Il est indéniable que les changements qu’ont connus la philanthropie et l’action philanthropique au cours des dix-huit dernières années sont énormes. Les fondations utilisent des outils numériques qui leur donnent accès à nettement plus d’informations et de contacts. Elles sont beaucoup plus nombreuses à posséder un personnel composé de professionnels. Les initiatives reposant sur la collaboration, allant de l’échange de données aux partenariats intersectoriels en passant par le cofinancement, sont plus répandues. Des pratiques telles que les diagnostics du milieu, l’élaboration de stratégies, l’évaluation de l’impact et les communications se sont développées et sont devenues beaucoup plus sophistiquées de bien des façons.
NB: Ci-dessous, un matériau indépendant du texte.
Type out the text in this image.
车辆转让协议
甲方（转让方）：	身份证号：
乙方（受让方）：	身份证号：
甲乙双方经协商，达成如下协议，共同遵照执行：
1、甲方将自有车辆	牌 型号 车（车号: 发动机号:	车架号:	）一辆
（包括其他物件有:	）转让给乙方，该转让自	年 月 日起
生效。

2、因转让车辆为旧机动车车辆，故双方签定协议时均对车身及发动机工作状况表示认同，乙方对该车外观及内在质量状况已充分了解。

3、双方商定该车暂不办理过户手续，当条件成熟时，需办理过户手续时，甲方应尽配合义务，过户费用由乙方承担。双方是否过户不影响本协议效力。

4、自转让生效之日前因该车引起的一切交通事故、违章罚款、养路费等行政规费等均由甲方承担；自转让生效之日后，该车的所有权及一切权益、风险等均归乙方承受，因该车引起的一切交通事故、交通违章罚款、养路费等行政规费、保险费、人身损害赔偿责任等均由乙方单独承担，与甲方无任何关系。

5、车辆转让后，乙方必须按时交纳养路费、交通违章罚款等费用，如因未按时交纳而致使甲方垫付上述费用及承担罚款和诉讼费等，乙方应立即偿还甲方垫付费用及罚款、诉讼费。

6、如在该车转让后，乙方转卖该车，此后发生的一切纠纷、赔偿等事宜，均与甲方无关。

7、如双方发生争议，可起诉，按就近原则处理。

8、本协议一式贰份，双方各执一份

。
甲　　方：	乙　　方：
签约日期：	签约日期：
Les organismes de soutien de la philanthropie comme FPC ne sont pas étrangers à ces progrès.

À certains points de vue fondamentaux toutefois, le modèle de la fondation n’a pas changé. Bon nombre de fondations sont établies pour transférer des revenus provenant d’une réserve de capitaux (sous forme de dotation ou non) à des organismes sans but lucratif (au Canada, des organismes de bienfaisance enregistrés pour la plupart) au moyen de flux (principalement de dons). Et elles le font sans être tenues de prendre leurs décisions de façon démocratique ou transparente, ni en consultation avec des parties prenantes externes. Au Canada, ce modèle est aussi influencé (pour ne pas dire imposé) par le cadre de réglementation des organismes de bienfaisance et par la définition des fins et des activités de bienfaisance selon la common law. Mais qu’arrivera-t-il, pendant que nous continuons avec la meilleure volonté du monde à améliorer le modèle de base de la fondation de bienfaisance, si les assises de ce modèle s’effondrent? Et quelles sont les implications en ce qui concerne le rôle des organismes de soutien du secteur philanthropique?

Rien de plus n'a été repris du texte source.